For how long does the vaccine work?

That is unknown. The trial was designed to test whether ring vaccination could snuff out outbreaks, and the several weeks of protection that it is known to provide is enough to do this. “That’s good news for an outbreak situation,” says Adrian Hill, director of the Jenner Institute at the University of Oxford, UK, who is involved in testing a different Ebola vaccine. However, he says, it remains to be seen whether the protection lasts any longer. “Will it work at six months? This trial doesn’t tell us that.” Longer-term — ideally lifelong — immunity is needed for a vaccine to provide sustained protection to health workers and other high-risk groups during an epidemic, or to mass-vaccinate populations should Ebola become endemic. Other vaccine trials, including the one that Hill is involved in, are testing for longer-term protection. But the fall in the number of Ebola cases — to 20–30 per week over the past few months — means that the trials may struggle to provide clear results.

Could the rVSV-ZEBOV vaccine help to end the epidemic in West Africa?

The vaccine will continue to be used in Guinea as part of the clinical trial. Many researchers hope that it will be used in Liberia and Sierra Leone too, to end the epidemic — although case numbers have plummeted, there is a continued risk of flare-ups as well as of spread to nearby countries. However, some regulatory hurdles need to be cleared first. Deployment in those nations could occur as part of an expanded clinical-trial regime or through emergency authorization by regulators, says Gregory Hartl, a spokesperson for the WHO. The authorities there are now considering whether the available data are sufficient to license the vaccine for use outside a clinical-trial setting, a process that could take weeks to months, according to the WHO.

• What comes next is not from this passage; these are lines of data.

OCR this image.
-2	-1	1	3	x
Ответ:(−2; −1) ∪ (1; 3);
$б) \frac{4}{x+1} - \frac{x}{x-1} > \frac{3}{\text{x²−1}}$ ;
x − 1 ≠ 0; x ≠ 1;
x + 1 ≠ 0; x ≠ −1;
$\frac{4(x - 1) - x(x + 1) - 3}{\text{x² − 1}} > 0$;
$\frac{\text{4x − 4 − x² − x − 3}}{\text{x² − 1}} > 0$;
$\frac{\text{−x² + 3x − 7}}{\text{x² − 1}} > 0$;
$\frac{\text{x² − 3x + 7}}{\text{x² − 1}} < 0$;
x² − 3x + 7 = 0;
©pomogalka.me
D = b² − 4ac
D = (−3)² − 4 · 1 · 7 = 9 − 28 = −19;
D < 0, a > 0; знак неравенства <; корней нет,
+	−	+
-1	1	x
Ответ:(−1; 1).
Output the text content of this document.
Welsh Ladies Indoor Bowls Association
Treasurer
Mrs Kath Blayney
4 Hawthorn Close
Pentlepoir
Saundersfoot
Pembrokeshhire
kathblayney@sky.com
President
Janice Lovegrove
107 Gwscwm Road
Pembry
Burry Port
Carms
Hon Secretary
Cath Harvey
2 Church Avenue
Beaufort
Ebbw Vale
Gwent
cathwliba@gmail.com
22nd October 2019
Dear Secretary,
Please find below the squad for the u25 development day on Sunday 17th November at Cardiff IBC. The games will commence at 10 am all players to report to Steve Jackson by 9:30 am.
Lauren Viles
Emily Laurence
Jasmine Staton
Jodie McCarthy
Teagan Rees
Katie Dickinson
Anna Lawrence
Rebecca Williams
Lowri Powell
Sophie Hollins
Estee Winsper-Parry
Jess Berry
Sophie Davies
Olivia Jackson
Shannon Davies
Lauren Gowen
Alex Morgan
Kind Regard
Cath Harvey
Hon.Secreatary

Is it unusual to do a trial during an outbreak?

Yes. Getting clinical trials approved by regulators usually takes years, as does conducting the gold standard of randomized controlled trials. That means that outbreaks tend to be over before trials can even begin. Clinical trials are also usually done in well-equipped research hospitals, and quality trials have generally been considered impossible to carry out in the often-atrocious field conditions of deadly outbreaks (see Nature 513, 13–14; 2014). The urgency of tackling Ebola changed all that. In September, the WHO-supported collaboration pulled out all the stops to accelerate testing of treatments and vaccines that had shown promise in animals. It cut through the red tape and came up with trial designs that could quickly provide data at least good enough to inform efforts to control the outbreak. The rVSV-ZEBOV trial is one of several that came about as a result.

Can the fast-track approach be applied to other diseases?

Hill suggests that vaccines could quickly be developed for many other epidemic threats. He recommends that research on vaccines against such pathogens be accelerated so that clinical trials can be done now to test their safety; those that pass muster would be stockpiled, ready for efficacy tests as soon as an outbreak occurs. Pathogens considered priority health threats include Marburg virus, which is in the same family as Ebola, and the viruses that cause Middle East respiratory syndrome (MERS), Lassa fever and chikungunya.

Are lessons likely to be learned from rVSV-ZEBOV’s success?

The hope is that it will provide a model for dealing with future outbreaks. “This is illustrating that it is feasible to develop vaccines much faster than we’ve been doing,” says Hill. And there seems to be support for change at the highest level. Margaret Chan, director-general of the WHO, said on 31 July that the agency is developing a “blueprint” for accelerated development of measures to counteract potential epidemics. The plan aims to reduce the time from the recognition of an outbreak to availability of countermeasures to four months or less, and would include putting trial designs and regulatory approvals in place in advance of an outbreak. “No one wants to see clinicians, doctors, left empty-handed ever again,” said Chan.